Aalo announced that its Critical Test Reactor (CTR) achieved criticality at 00:20 (local time) on 4 July.
Criticality is the point at which a nuclear reactor sustains a controlled, self-supporting chain reaction. Although the initial criticality was achieved with a full-scale core load, this was a zero-power criticality.
"Our CTR went from groundbreaking to a sustained chain reaction in less than eight months - one of the fastest reactor builds in 80 years - and our company has gone from founding to fission in less than three years," Aalo said. "The CTR includes a full-scale core, demonstrating the nuclear components of our 10 MWe reactors, which will be deployed in 50 MWe Aalo Pods to power AI data centres.
"Criticality has validated our supply chain, reactor physics, control systems, and fueling procedures at commercial scale. We are now expanding into a one-million-square-foot factory to apply assembly-line manufacturing to reactor production, which will open the door to mass-producing the Aalo Pod, our fully modular nuclear plant purpose-built for AI data centres."
The company said it has already begun work on its second nuclear reactor for Project Ascension, a commercial-scale system located on the Aalo-X Campus at INL. The plan is for the new reactor to produce 10 MWe of electricity and power an on-site data centre in 2027.
"The hardest problem in nuclear was never the physics, our country simply forgot how to build. The success of the Department of Energy Reactor Pilot Program is proof America can execute again," said Yasir Arafat, President and CTO, Aalo Atomics. "We are proud to play a major role in America's nuclear renaissance."

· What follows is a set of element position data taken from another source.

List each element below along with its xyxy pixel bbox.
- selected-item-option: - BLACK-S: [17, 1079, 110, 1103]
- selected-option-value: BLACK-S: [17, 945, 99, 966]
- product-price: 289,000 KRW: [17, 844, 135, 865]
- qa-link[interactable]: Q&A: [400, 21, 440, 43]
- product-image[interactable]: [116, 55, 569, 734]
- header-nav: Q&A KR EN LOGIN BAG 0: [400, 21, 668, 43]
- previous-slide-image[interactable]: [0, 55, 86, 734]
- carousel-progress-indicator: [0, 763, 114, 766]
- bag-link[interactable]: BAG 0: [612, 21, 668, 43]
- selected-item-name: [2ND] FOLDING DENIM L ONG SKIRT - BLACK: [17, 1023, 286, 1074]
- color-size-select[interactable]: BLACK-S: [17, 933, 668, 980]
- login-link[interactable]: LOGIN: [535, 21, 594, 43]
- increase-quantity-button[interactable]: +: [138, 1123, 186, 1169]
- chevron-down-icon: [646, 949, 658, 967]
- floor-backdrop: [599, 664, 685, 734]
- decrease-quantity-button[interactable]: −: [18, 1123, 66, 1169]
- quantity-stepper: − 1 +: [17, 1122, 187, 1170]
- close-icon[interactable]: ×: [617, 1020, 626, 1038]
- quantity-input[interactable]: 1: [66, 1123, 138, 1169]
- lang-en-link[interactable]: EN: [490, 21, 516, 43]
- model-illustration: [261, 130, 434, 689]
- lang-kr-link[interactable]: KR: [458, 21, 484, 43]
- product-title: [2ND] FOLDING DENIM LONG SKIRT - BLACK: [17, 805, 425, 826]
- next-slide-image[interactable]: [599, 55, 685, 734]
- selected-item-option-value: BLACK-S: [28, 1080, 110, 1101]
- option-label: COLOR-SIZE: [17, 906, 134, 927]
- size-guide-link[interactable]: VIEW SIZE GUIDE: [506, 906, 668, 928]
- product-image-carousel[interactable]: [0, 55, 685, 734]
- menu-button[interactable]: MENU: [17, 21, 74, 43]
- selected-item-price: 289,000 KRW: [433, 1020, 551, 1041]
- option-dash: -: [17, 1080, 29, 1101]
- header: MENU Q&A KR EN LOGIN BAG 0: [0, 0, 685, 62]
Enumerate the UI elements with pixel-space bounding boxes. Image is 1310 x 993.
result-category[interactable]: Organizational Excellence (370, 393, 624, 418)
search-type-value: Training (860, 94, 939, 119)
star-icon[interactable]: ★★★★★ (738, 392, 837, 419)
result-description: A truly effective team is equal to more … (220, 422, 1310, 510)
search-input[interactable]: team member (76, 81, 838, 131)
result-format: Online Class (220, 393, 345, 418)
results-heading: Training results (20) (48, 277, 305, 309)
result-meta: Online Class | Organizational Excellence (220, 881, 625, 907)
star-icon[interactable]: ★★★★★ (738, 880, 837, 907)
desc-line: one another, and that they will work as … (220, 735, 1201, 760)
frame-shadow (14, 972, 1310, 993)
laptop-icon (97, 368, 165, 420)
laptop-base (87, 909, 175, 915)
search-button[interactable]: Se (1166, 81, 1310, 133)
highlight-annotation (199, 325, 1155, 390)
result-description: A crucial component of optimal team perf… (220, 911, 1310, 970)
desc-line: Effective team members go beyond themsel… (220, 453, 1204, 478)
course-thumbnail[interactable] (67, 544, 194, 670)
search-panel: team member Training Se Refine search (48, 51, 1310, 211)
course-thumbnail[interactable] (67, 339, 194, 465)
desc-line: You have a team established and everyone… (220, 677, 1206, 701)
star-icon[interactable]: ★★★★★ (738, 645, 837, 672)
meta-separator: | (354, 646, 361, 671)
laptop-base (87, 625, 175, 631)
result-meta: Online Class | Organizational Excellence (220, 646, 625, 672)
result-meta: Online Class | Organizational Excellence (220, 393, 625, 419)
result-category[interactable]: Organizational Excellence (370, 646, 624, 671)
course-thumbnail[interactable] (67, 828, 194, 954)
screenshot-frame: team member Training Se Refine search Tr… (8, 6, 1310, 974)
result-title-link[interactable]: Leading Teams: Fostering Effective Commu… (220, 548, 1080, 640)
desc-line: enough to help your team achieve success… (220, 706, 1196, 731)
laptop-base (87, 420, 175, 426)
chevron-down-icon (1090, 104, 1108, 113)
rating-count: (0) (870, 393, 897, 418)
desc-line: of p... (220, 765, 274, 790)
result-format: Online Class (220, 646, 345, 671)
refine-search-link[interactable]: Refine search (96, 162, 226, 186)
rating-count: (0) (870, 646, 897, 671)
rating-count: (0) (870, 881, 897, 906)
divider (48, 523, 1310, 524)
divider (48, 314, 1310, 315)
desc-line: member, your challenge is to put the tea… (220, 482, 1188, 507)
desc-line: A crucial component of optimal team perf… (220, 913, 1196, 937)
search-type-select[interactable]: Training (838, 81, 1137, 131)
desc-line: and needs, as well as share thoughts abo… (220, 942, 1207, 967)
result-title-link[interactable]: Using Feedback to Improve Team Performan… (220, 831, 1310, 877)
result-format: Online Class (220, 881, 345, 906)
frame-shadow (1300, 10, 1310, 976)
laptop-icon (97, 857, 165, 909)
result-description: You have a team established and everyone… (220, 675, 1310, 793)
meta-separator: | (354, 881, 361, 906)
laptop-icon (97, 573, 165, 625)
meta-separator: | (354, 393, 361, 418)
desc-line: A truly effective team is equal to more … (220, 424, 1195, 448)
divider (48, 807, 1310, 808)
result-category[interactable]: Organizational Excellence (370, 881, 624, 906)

Welcoming the milestone, US Energy Secretary Chris Wright said: "Last month I toured the Aalo facility at Idaho National Laboratory and was impressed by the company's determination to successfully demonstrate their technology by the Fourth of July. President Trump asked for three advanced reactors to be authorised and achieve criticality by the 250th anniversary of our great country. I'm pleased to share that through the dedication and hard work of Aalo, INL and DOE, we have surpassed that ask and delivered four."
Antares Nuclear's Mark-0 reactor became the first to reach initial criticality in early June, closely followed by Valar Atomics' Ward 250 reactor. Deployable Energy's Unity demonstration reactor achieved criticality on 1 July.